Kehadiran kami tak terlalu mengganggu santai menjelang sore di desa Takpala. Hanya beberapa anak-anak yang menyambut gembira kehadiran kami. Sebagai tamu di desa Takpala, kami melaporkan kedatangan kami kepada bapak kepala adat. Untuk menyambut kehadiran tamu, bapak kepala adat menawarkan suguhan tari lego-lego yang merupakan tarian selamat datang kepada tamu dan bahwa kami diterima dengan baik. Untuk menggelar tarian lego-lego yang melibatkan seluruh anggota desa Takpala. Ada harga yang harus dibayarkan sebesar Rp. 1.500.000. karena kami sudah mengentahui perihal harga pertunjukan tari lego-lago, maka kami sepakat untuk menyaksikan tarian lego-lego.

Bersegeralah anggota desa Takpala bersiap dan bersalin pakaian mempersiapkan tarian lego-lego, beberapa dari kami di ajak untuk turut dalam tarian, tentu saja kesempatan ini kami terima dengan gembira hati. Aku dan Bing langsung menuju halaman belakan sebuah rumah untuk menggunakan sarung tenun, dan melepas baju yang kami kenakan. Jadilah kami bersarung dan bergelang kaki serta membawa tas keranjang sirih siap untuk menari lego-lego.

DSC02502

Seluruh masyarakat yang telah bergati kostum bersiap di tengah lapangan, yang telah diletakkan moko di atas sebuah altar batu. Seluruh penari membuat lingkarang mengelilingi altar, lingkaran yang tak terputus, seperti spiral obat nyamuk bakar. Setiap wanita saling merangkul di pinggang mengeratkan lingkaran, dan para pria yang ada di antara wanita merangkul di bahu tidak melepaskan ikatan lingkaran. Sungguh suatu sambutan yang sangat hangat yang kami terima.

DSC02486

Gemerincing gelang kaki melatari dari hentakan wanita yang bergerak pelan mengelilingi altar dan Nyanyian pujian disenandungkan dalam bahasa local suku Abui yang di nyanyikan bersama, kepala adat dalam pakaian lengkap seorang pejuang merapalkan pujiannya dan anggota lainnya menyerukan secara bersama-sama. Saya tidak mengerti apa yang di senandungkan, karena konsentrasi saya lebih pada gerakan kaki yang harus di seragamkan. Sebenarnya gerakannya sederhana, tapi karena saya termasuk orang yang tidak pandai menari, gerakan sederhana saja seperti sulit di ikuti. Menari sambil berputar perlahan dan menjelang akhir gerakannya semakin cepat, dan sayapun semakin kacau. Walau saya kerepotan mengikuti gerakan tari lego-lego tapi tak merusak harmoni gerakan yang terus berlangsung ….tapi ribet sendiri hati senang.

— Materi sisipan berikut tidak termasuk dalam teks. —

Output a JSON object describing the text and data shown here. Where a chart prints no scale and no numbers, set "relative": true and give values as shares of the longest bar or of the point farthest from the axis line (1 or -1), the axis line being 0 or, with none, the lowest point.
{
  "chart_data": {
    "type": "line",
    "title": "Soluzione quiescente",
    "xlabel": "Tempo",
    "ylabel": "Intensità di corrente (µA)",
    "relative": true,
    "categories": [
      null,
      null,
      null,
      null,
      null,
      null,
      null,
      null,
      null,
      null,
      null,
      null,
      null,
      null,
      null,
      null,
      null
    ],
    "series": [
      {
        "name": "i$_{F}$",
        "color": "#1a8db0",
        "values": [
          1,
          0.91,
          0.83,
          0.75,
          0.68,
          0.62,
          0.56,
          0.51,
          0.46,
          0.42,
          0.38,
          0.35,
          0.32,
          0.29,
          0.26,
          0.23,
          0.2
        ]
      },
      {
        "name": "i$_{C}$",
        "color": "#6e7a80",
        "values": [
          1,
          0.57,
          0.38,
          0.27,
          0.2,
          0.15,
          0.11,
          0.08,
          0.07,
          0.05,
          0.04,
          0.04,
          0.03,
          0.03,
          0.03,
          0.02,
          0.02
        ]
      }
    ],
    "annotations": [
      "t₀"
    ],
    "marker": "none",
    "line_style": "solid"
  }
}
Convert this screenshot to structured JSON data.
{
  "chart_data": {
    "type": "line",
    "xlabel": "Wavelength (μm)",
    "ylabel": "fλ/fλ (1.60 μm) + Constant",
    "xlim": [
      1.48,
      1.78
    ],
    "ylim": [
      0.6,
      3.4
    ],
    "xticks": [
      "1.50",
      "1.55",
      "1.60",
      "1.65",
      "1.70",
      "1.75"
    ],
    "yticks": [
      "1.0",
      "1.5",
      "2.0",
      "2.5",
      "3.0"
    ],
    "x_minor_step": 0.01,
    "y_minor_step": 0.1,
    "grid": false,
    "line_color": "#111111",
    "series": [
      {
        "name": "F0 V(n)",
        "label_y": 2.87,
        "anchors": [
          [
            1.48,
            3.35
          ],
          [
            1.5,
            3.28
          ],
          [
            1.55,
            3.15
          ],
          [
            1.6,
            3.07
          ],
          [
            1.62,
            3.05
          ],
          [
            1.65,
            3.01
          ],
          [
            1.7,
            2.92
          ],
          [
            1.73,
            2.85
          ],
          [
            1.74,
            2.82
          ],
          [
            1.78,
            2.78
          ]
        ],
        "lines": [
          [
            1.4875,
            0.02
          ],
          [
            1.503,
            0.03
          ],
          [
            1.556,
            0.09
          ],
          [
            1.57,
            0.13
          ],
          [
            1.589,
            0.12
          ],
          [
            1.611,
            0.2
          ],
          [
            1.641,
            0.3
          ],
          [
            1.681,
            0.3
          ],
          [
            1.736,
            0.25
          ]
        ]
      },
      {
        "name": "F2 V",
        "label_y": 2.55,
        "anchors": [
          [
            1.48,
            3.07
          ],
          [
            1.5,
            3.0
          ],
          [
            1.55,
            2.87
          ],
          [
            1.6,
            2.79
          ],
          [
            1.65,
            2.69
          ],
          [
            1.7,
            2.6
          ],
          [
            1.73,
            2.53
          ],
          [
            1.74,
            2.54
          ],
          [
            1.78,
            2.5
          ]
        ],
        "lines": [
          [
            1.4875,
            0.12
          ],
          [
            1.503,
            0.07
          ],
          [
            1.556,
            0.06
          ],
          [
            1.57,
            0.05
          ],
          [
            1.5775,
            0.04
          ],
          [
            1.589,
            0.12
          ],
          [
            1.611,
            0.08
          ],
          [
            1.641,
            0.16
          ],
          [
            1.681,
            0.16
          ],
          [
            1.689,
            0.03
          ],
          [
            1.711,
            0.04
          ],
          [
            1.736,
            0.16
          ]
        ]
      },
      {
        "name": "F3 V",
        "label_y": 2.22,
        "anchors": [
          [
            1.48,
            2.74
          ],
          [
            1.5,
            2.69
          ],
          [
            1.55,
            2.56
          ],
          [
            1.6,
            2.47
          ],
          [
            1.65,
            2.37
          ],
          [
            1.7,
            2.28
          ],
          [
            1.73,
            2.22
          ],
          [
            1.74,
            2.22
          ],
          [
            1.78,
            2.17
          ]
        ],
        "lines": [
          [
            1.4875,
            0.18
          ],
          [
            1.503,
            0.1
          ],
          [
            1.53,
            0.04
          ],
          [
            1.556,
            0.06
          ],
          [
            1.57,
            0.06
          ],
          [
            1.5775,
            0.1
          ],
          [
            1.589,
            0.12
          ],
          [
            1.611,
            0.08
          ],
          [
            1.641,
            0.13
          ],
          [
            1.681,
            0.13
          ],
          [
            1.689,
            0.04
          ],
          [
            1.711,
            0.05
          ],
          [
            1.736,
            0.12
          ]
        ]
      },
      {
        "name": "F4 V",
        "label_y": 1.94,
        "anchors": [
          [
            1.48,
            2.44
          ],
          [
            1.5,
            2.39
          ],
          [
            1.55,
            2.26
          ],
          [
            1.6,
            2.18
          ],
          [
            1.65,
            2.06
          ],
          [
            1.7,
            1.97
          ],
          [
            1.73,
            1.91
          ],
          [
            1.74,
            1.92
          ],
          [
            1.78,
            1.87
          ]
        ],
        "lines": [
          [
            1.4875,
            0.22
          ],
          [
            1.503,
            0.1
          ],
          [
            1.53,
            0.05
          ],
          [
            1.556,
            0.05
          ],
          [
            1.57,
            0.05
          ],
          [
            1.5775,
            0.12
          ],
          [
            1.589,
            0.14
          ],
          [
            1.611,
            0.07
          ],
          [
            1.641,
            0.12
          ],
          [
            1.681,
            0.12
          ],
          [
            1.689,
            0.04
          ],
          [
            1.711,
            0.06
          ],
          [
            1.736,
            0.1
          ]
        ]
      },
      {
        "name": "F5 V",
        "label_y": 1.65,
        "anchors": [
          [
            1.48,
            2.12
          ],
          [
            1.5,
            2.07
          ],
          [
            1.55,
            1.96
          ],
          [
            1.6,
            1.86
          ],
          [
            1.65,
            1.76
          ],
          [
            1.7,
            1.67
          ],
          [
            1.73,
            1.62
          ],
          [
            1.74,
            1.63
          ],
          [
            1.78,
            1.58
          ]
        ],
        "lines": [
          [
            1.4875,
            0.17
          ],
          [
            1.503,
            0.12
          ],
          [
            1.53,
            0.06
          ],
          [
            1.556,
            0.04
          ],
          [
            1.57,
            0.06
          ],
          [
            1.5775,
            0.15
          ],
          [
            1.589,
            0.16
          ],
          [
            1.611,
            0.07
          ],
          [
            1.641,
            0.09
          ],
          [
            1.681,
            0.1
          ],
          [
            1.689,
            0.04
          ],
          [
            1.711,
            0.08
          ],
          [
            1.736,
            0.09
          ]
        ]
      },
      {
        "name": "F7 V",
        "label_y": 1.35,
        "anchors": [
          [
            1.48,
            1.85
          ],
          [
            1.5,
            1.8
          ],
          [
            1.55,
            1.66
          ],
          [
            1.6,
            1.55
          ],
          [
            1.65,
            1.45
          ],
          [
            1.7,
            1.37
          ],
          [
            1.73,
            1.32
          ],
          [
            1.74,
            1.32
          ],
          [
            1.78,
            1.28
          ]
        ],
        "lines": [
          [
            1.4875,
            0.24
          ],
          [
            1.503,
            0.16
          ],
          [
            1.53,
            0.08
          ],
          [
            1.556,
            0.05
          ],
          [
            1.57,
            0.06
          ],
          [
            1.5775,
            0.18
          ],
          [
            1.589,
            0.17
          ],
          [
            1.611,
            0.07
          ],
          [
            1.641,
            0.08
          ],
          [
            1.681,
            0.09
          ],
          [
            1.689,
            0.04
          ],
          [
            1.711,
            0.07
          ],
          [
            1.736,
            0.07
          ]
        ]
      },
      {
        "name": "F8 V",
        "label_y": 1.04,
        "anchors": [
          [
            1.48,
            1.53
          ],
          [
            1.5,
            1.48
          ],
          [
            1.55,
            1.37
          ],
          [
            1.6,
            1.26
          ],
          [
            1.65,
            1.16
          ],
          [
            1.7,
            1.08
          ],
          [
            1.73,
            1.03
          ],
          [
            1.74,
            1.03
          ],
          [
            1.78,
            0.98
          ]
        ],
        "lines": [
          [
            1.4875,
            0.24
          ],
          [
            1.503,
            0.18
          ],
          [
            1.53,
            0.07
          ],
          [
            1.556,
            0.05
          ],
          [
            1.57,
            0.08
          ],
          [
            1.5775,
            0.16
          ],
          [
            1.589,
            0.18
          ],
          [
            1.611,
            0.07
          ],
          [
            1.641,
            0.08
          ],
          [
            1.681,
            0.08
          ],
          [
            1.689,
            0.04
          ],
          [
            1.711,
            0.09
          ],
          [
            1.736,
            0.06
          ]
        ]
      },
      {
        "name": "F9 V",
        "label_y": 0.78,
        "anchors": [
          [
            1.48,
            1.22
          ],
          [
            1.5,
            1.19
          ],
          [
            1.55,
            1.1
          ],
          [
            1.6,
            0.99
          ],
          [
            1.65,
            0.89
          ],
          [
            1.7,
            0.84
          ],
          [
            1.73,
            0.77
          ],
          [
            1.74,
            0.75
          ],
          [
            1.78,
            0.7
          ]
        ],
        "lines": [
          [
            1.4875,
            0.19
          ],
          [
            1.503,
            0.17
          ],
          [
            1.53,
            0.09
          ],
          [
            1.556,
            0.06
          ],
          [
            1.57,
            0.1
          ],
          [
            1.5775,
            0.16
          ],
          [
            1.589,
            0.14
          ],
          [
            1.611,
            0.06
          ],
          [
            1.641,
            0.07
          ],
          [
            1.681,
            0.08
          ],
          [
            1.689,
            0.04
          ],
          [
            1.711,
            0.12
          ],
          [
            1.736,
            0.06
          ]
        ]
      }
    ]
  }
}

Usai tarian lego-lego selanjutnya di beri pertunjukan tari perang oleh para bapak pejuang,  para pria dengan pakaian pejuang saling berhadapan, menggenggam parang dan menantang berkelahi. Tarian ini tak hanya dilakukan pria dewasa, bocah pun cukup lincah melakukannya.

DSC02507

Setelah pertunjukan menari selesai, kami berkesempatan untuk beramah tamah dengan warga. Kami berfoto bersama sepuasnya dengan siapa saja, dan ngobrol santai untuk mengetahui keseharian mereka. Kami juga di undang untuk berkunjung ke rumah khas suku Abui di Desa Takpala. Rumah Gudang namanya, ada sekitar 15 rumah yang dihuni dan ada 2 rumah lainnya yang merupakan rumah adat yang dimiliki oleh 6 desa lainnya.

DSC02513 DSC02529

Rumah Gudang dimiliki oleh 1 kepala keluarga. Rumah ini terdiri dari 4 tingkat dan lantai paling bawahya berupa bale-bale terbuka yang merupakan tempat berinteraksi warga dan berkegiatan sehari-hari. Di lantai dua merupakan ruang untuk beristirahat dan memasak. Memasak menggunakan kayu bakar dan dilakukan di ruang atas, dimana lantai di lantai kedua ini merupakan lantai kayu, saya jadi sangat penasaran sekali bagaimana mereka mengalas tungkunya agar tidak tercolek percikan api. Di lantai kedua ini,selain tempat tidur, dan dapur, semua perlengkapan rumah tangga di simpan disini. Lantai ketiga dan keempat merupakan ruang penyimpanan. Jagung, alat music untuk upacara, gong, dan Moko semua disimpan disini.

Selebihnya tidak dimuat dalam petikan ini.